I am writing in third person, limited , past with half a dozen POV characters. I make an effort to never slip into omniscient and try to keep my character POVs in their own voices i.e wheel of time. My problem is that I tend—with one character especially—to give a lot of their personal thoughts, reactions etc. My question is how far can you go before it needs to be in the first person.
2 Answers
There are no rules, really. Or, to put it this way, there are conventions, but that's precisely where a skillful writer comes in. A skillful writer, in control of her art, is able to see when something works and when something doesn't. Narration perspectives and focalization are no exception.
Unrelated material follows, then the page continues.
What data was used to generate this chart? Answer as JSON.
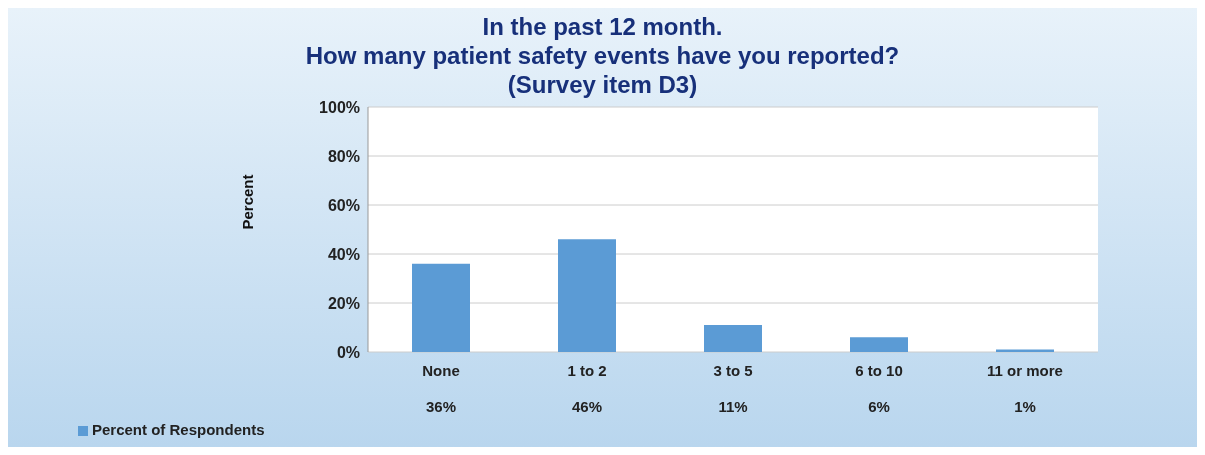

The best advice I can give you is this: Don't focus too much on what you're supposed to do; focus on the best way to convey the message, then pick whatever method works for it, both locally (i.e. in a specific scene) and globally (in the entire book). What I mean by that? In an otherwise 3rd-person narration, if you really want to accentuate a feeling, you can switch to 1st-person (perhaps with italics), to indicate inner thought. But if you plan to do this extensively, it a) loses its "exclamation point" quality; b) you have to be consistent - in other words, if a characters stars having inner dialogue like that, you can't just stop it at some point without a reason
Intimately deep third-person limited POV is wholly acceptable and can be just as intimate as first person. It seems to work well to start scenes or chapters in a more shallow POV to establish the scene and then progressively get deeper. As a scene gets more intense, the POV should get deeper. When you want to back off the intensity, get shallower.
I admire writers who can do first person well, getting very detailed while still believably sounding like someone telling a story of what they experienced. But first person is more challenging than third person when working with a character with impaired self-awareness, such as a schizophrenic character I'm currently using. I found I needed a more objective description of her experience than was plausible to relate in first person.